One of the accused murderers of the prominent Venezuelan indigenous leader Sabino Romero was sentenced to 30 years in prison for homicide on Friday in a landmark move to prosecute the killer of an indigenous person for the first time.

Angel Romero Bracho, known as “El Manguera,” was given the maximum sentence for his role in Sabino’s murder, according to a statement from the attorney General’s office. Another five suspects had already been sentenced to seven years in prison for their involvement in the crime.

Sabino, a leader of the Yukpa indigenous group in western Venezuela and famed national symbol of indigenous resistance, was killed in March 2013 after a heated land conflict between indigenous groups with legal title to the land and large ranchers who wanted to stake their claim to the farmland.

Although the trial in the case of Sabino’s death was lengthy, justice has finally been served in a historic ruling to punish the murderer of an indigenous leader. Violence against indigenous people has long been treated with impunity in Venezuela and elsewhere in Latin America. While the national government has taken many steps to support indigenous rights, ranchers are usually able to bribe judicial officials. In the trial of Romero Bracho, the public prosector received death threats.

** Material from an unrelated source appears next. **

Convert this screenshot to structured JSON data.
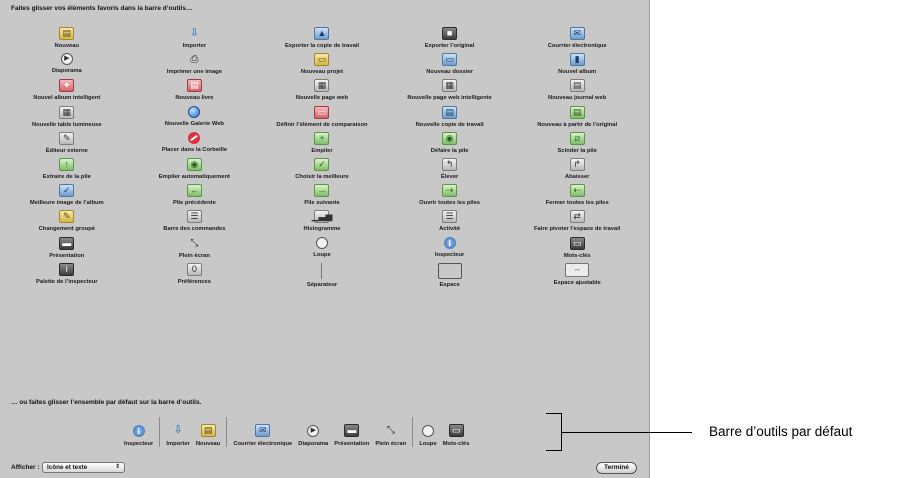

Family members and supporters hope that the conviction against Romero Bracho will pave the way to further investigations to punish the other masterminds behind the murder.

“Sabino Romero has denouced threats and violence in the Sierra de Perija of the latifundistas against the Yukpa people.”

Sabino was the target of an assassination plot in the western Venezuelan state of Zulia for his role in the indigenous struggle against large ranchers who sought to monopolize landholdings, even though indigenous campesinos held legal title to the land under an agrarian reform law implemented by former President Hugo Chavez in 2001.

Sabino’s wife and fellow movement activist Lucia Martinez was also injured in the attack.

Sabino was a well-known and important leader among the Yukpa people, but also stood as a national icon of the broader indigenous movement and struggle for indigenous rights.